Growth Of Large Bank Mortgage Loans Being Hampered By Rising Interest Rates


Growth Of Large Bank Mortgage Loans Being Hampered By Rising Interest Rates
According to first quarter filings and experts, the future for banks' home lending portfolios is bleak, with rising interest rates scaring away would-be mortgage consumers.
According to data from the Mortgage Bankers Association, the average interest rate on a 30-year fixed-rate mortgage, the most popular home loan, climbed to 5.13 per cent in the week ending April 8, the highest since November 2018 (MBA).
That rate has risen by more than 1.5 percentage points since the beginning of the year, as the Federal Reserve of the United States has moved to tighten financial conditions in an effort to curb rising inflation.
According to MBA data and bank executives, while rate hikes are beneficial for bank earnings, the spike in borrowing costs is hurting demand for mortgage originations.
"The increase in rates negatively impacted our mortgage banking business," Wells Fargo CEO Charlie Scharf told analysts on Thursday. "The mortgage origination market experienced one of the largest quarterly declines that I can remember."
On weaker mortgage originations and lesser returns when selling such loans in the secondary market, Wells Fargo home loans decreased 33 per cent from a year ago. Mortgage banking income is expected to continue to fall in the second quarter, according to the bank's officials.
Mortgage companies fell 30 per cent at Citigroup in the first quarter of this year, while home lending net revenue fell 20 per cent at JPMorgan Chase & Co., "mostly due to decreased production revenue from lower margins and volume."

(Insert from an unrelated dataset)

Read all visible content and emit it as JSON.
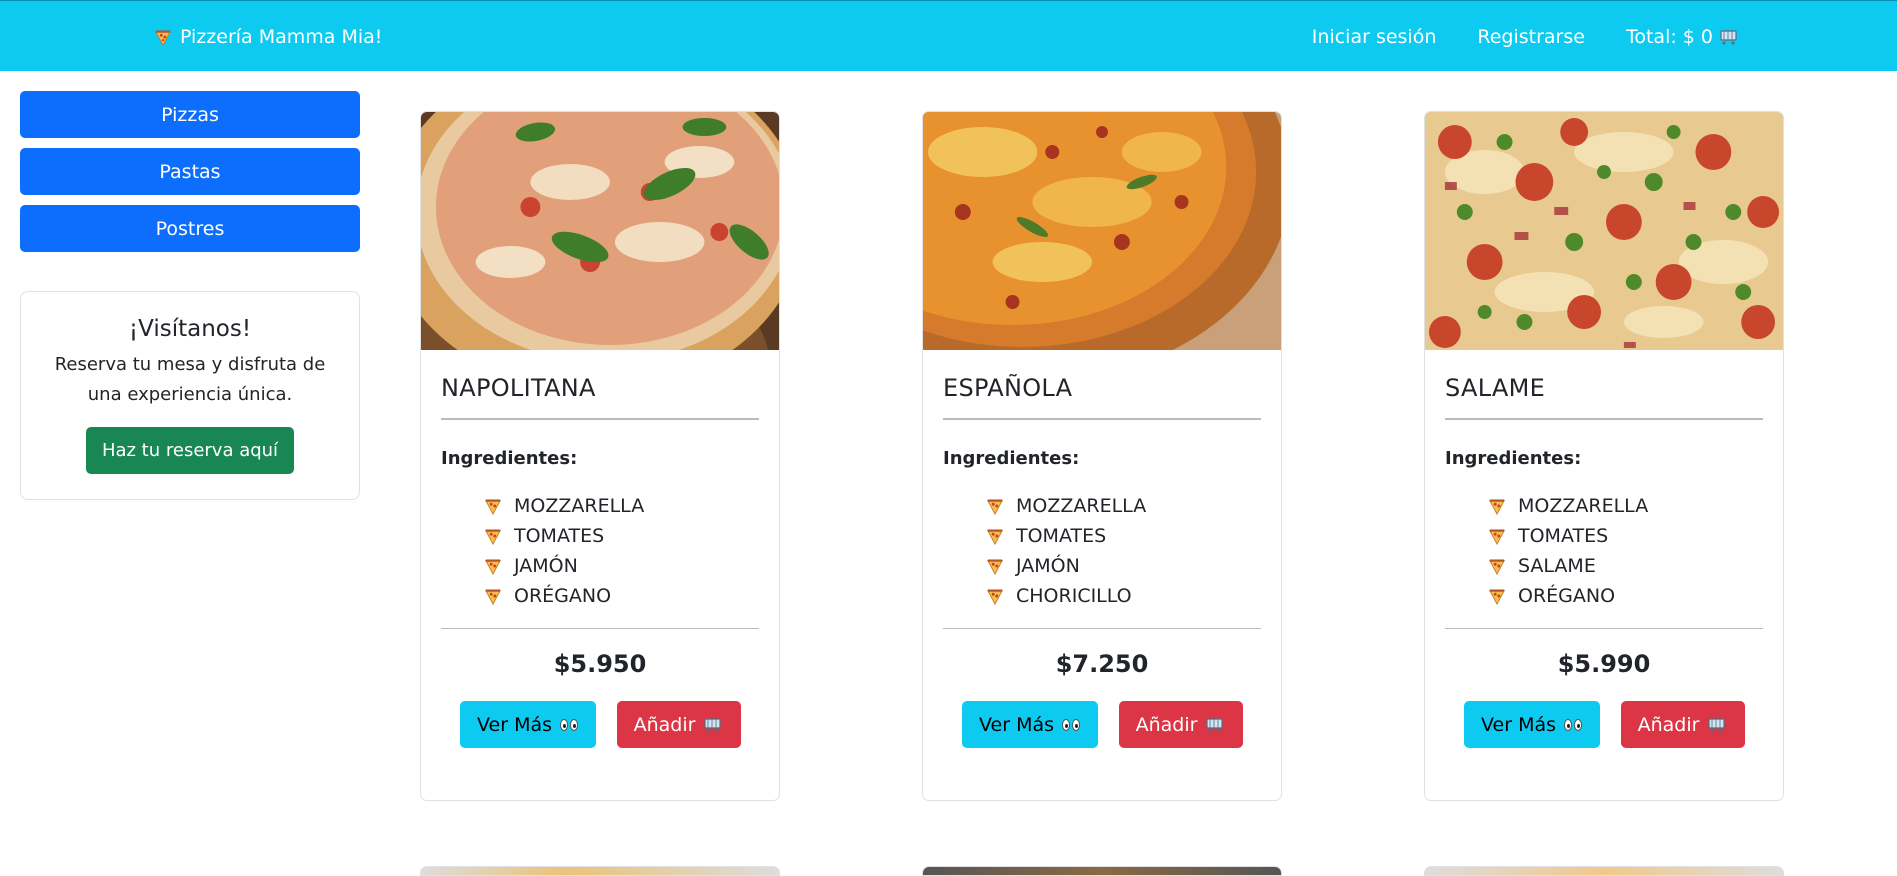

Homeowners hurried to refinance their mortgages as rates hit new lows in January, causing banks and brokers to increase capacity.

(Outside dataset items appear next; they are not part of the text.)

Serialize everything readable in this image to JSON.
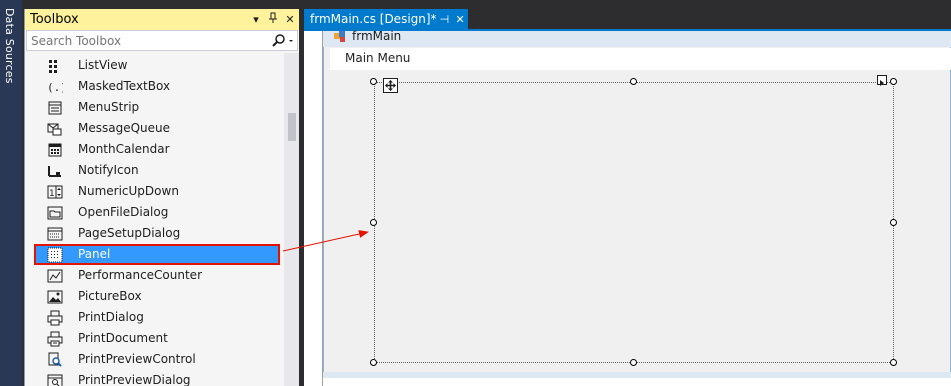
{
  "sidebar": {
    "data_sources_label": "Data Sources"
  },
  "toolbox": {
    "title": "Toolbox",
    "search_placeholder": "Search Toolbox",
    "header_buttons": [
      "dropdown-icon",
      "pin-icon",
      "close-icon"
    ],
    "items": [
      {
        "label": "ListView",
        "icon": "listview-icon"
      },
      {
        "label": "MaskedTextBox",
        "icon": "maskedtextbox-icon"
      },
      {
        "label": "MenuStrip",
        "icon": "menustrip-icon"
      },
      {
        "label": "MessageQueue",
        "icon": "messagequeue-icon"
      },
      {
        "label": "MonthCalendar",
        "icon": "monthcalendar-icon"
      },
      {
        "label": "NotifyIcon",
        "icon": "notifyicon-icon"
      },
      {
        "label": "NumericUpDown",
        "icon": "numericupdown-icon"
      },
      {
        "label": "OpenFileDialog",
        "icon": "openfiledialog-icon"
      },
      {
        "label": "PageSetupDialog",
        "icon": "pagesetupdialog-icon"
      },
      {
        "label": "Panel",
        "icon": "panel-icon",
        "selected": true
      },
      {
        "label": "PerformanceCounter",
        "icon": "performancecounter-icon"
      },
      {
        "label": "PictureBox",
        "icon": "picturebox-icon"
      },
      {
        "label": "PrintDialog",
        "icon": "printdialog-icon"
      },
      {
        "label": "PrintDocument",
        "icon": "printdocument-icon"
      },
      {
        "label": "PrintPreviewControl",
        "icon": "printpreviewcontrol-icon"
      },
      {
        "label": "PrintPreviewDialog",
        "icon": "printpreviewdialog-icon"
      }
    ]
  },
  "document_tab": {
    "title": "frmMain.cs [Design]*"
  },
  "form": {
    "title": "frmMain",
    "menu_item": "Main Menu"
  },
  "colors": {
    "selection": "#3399ff",
    "highlight_border": "#e51400",
    "toolbox_header": "#fff29d",
    "tab_active": "#007acc",
    "arrow": "#e51400"
  }
}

With the Fed on the verge of raising rates again, the MBA predicts a 35.5 per cent drop in overall mortgage originations this year, with a 64 per cent drop in refinancings.

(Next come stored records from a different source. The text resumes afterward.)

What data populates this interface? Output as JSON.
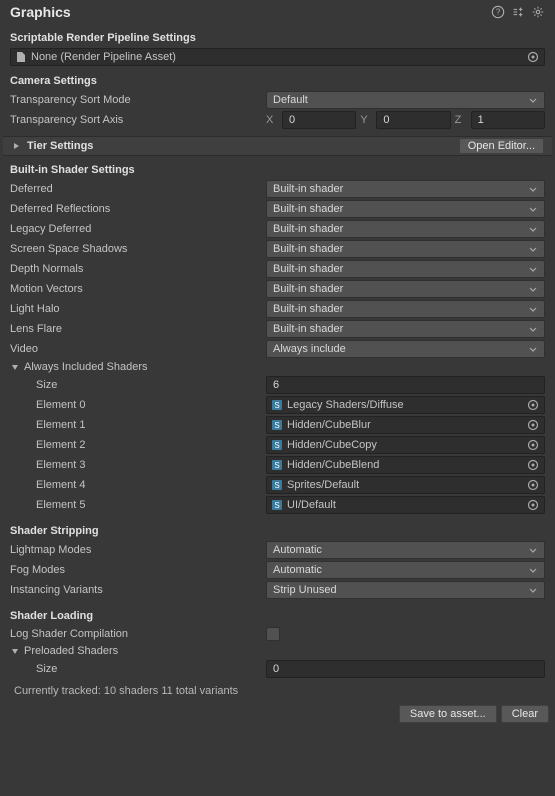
{
  "header": {
    "title": "Graphics"
  },
  "srp": {
    "section_title": "Scriptable Render Pipeline Settings",
    "asset_label": "None (Render Pipeline Asset)"
  },
  "camera": {
    "section_title": "Camera Settings",
    "transp_sort_mode_label": "Transparency Sort Mode",
    "transp_sort_mode_value": "Default",
    "transp_sort_axis_label": "Transparency Sort Axis",
    "axis_x": "0",
    "axis_y": "0",
    "axis_z": "1"
  },
  "tier": {
    "label": "Tier Settings",
    "open_editor_label": "Open Editor..."
  },
  "builtin": {
    "section_title": "Built-in Shader Settings",
    "rows": [
      {
        "label": "Deferred",
        "value": "Built-in shader"
      },
      {
        "label": "Deferred Reflections",
        "value": "Built-in shader"
      },
      {
        "label": "Legacy Deferred",
        "value": "Built-in shader"
      },
      {
        "label": "Screen Space Shadows",
        "value": "Built-in shader"
      },
      {
        "label": "Depth Normals",
        "value": "Built-in shader"
      },
      {
        "label": "Motion Vectors",
        "value": "Built-in shader"
      },
      {
        "label": "Light Halo",
        "value": "Built-in shader"
      },
      {
        "label": "Lens Flare",
        "value": "Built-in shader"
      }
    ],
    "video_label": "Video",
    "video_value": "Always include"
  },
  "always_included": {
    "foldout_label": "Always Included Shaders",
    "size_label": "Size",
    "size_value": "6",
    "elements": [
      {
        "label": "Element 0",
        "value": "Legacy Shaders/Diffuse"
      },
      {
        "label": "Element 1",
        "value": "Hidden/CubeBlur"
      },
      {
        "label": "Element 2",
        "value": "Hidden/CubeCopy"
      },
      {
        "label": "Element 3",
        "value": "Hidden/CubeBlend"
      },
      {
        "label": "Element 4",
        "value": "Sprites/Default"
      },
      {
        "label": "Element 5",
        "value": "UI/Default"
      }
    ]
  },
  "stripping": {
    "section_title": "Shader Stripping",
    "lightmap_label": "Lightmap Modes",
    "lightmap_value": "Automatic",
    "fog_label": "Fog Modes",
    "fog_value": "Automatic",
    "instancing_label": "Instancing Variants",
    "instancing_value": "Strip Unused"
  },
  "loading": {
    "section_title": "Shader Loading",
    "log_label": "Log Shader Compilation",
    "preloaded_foldout": "Preloaded Shaders",
    "size_label": "Size",
    "size_value": "0"
  },
  "tracked": "Currently tracked: 10 shaders 11 total variants",
  "footer": {
    "save_label": "Save to asset...",
    "clear_label": "Clear"
  }
}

"We have a classic case of a mortgage boom to bust cycle," said Gerard Cassidy, Head of U.S. Bank Equity Strategy at RBC Capital Markets. "As the rates go higher the refinancing business is cooling, which it always does, and is going to force a massive shrinkage in the mortgage banking business."
Excess capacity in the market was pressuring margins, especially on secondary market sales, according to lenders' first quarter presentations, Cassidy said, adding that the industry would likely go through a period of consolidation.
Analysts said they don't expect a replay of the crisis a decade ago, in part because lending standards are considerably stricter now, but also because a bigger share of home loans is ultimately held by institutional investors.
Furthermore, according to Ken Leon, Research Director at CFRA Research, the country's largest, most systemically problematic banks currently only account for about a third of the mortgage market.
"It's the shadow banks that dominate and are probably suffering," said Leon. In the absence of a major recession on the horizon, Leon said a mortgage crisis was not a major risk for 2022. "The real triggers there would be...unemployment and inflation continuing to outpace income."